A questão está sendo debatida nos embargos de divergência propostos pelo BB Leasing S/A Arrendamento Mercantil contra a Madezatti S/A, do Rio Grande do Sul.

O ministro Peçanha Martins decidiu analisar melhor a questão após os votos dos ministros Sálvio de Figueiredo Teixeira e Barros Monteiro. Em seu voto-vista, Sálvio de Figueiredo acompanha o entendimento iniciado pelo vice-presidente do STJ, Edson Vidigal, de que as normas pertinentes ao tema permitem essa forma de negociação.

Barros Monteiro acompanhou o relator, ministro Milton Luiz Pereira, segundo o qual, a descaracterização realmente ocorre com a antecipação do pagamento do Valor Residual em Garantia - VRG. "Embora se argumente que a aludida antecipação não é uma cobrança, mas um depósito, tudo permite deduzir que o seu valor não é devolvido aos clientes", defende o relator.

Para ele, a antecipação disfarça o financiamento, induzindo o arrendatário a ficar com o bem, livrando a empresa de permanecer com o domínio do bem usado. E, dessa forma, segundo o relator, o contrato original perde a natureza jurídica de arrendamento mercantil, e passa a ser efetiva negociação de compra e venda.

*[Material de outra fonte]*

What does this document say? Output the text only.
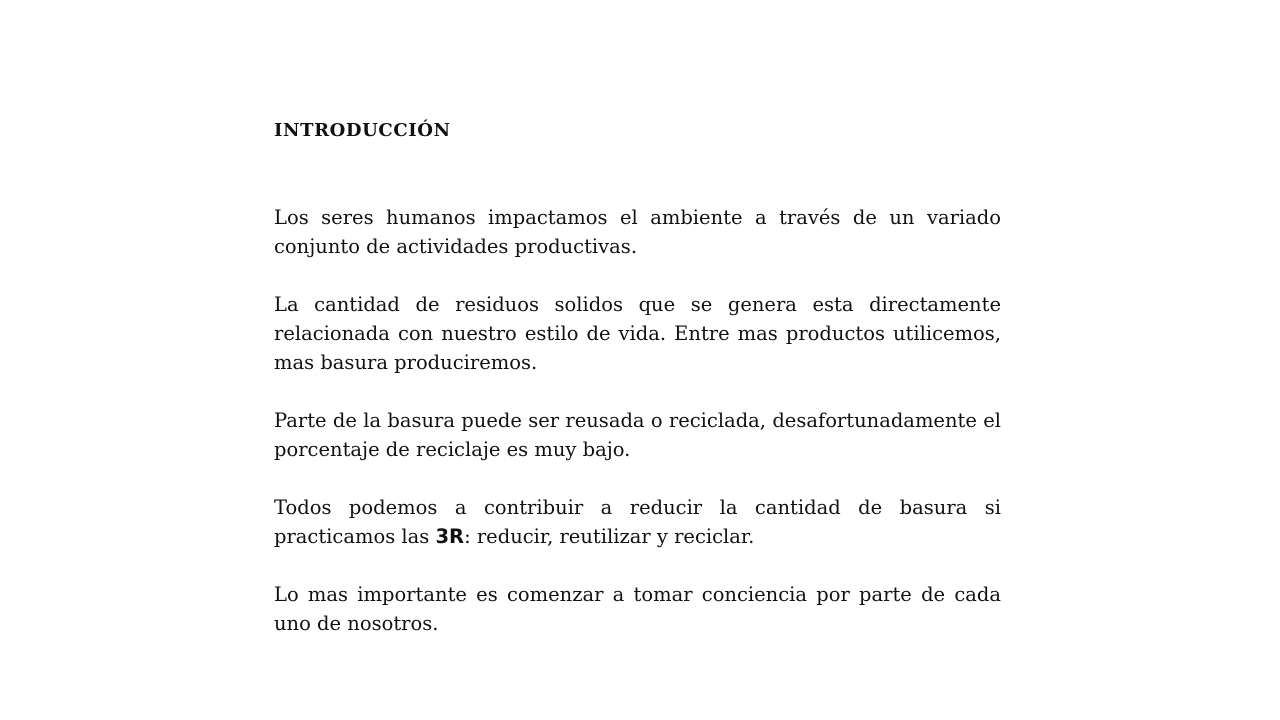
INTRODUCCIÓN

Los seres humanos impactamos el ambiente a través de un variado conjunto de actividades productivas.

La cantidad de residuos solidos que se genera esta directamente relacionada con nuestro estilo de vida. Entre mas productos utilicemos, mas basura produciremos.

Parte de la basura puede ser reusada o reciclada, desafortunadamente el porcentaje de reciclaje es muy bajo.

Todos podemos a contribuir a reducir la cantidad de basura si practicamos las 3R: reducir, reutilizar y reciclar.

Lo mas importante es comenzar a tomar conciencia por parte de cada uno de nosotros.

Para o ministro Edson Vidigal, no entanto, a Resolução 2.309/96 destaca expressamente que o valor residual garantido pode ser pago a qualquer momento durante a vigência do contrato, sem caracterizar exercício de compra. Além disso, a antecipação desse tipo de pagamento em parcelas pode vir a ser de efetivo interesse também para o arrendatário. Assim, diante dessas considerações, concluiu que deve prevalecer o princípio da livre convenção entre as partes, uma vez que tal acerto em nada interfere na natureza do contrato.

O julgamento dessa questão vai decidir se permanece ou não em vigor a Súmula 263 do STJ, segundo a qual "a cobrança antecipada do valor residual (VRG) descaracteriza o contrato de arrendamento mercantil, transformando-o em compra e venda a prestação". A divergência surgiu porque a Seção de Direito Privado, composta pelas Terceira e Quarta Turmas, tem entendimento firmado no sentido de que há a descaracterização do contrato, e a Primeira Seção, especializada em Direito Público, teve decisão divergente ao analisar o interesse do fisco nesse tipo de contrato.

Até o momento dez ministros votaram no sentido de que a antecipação do pagamento do VRG não descaracteriza o contrato, enquanto seis entendem o contrário. A próxima sessão da Corte Especial ocorre no dia 19 de março.

Eresp 213.828

Revista Consultor Jurídico, 6 de março de 2003.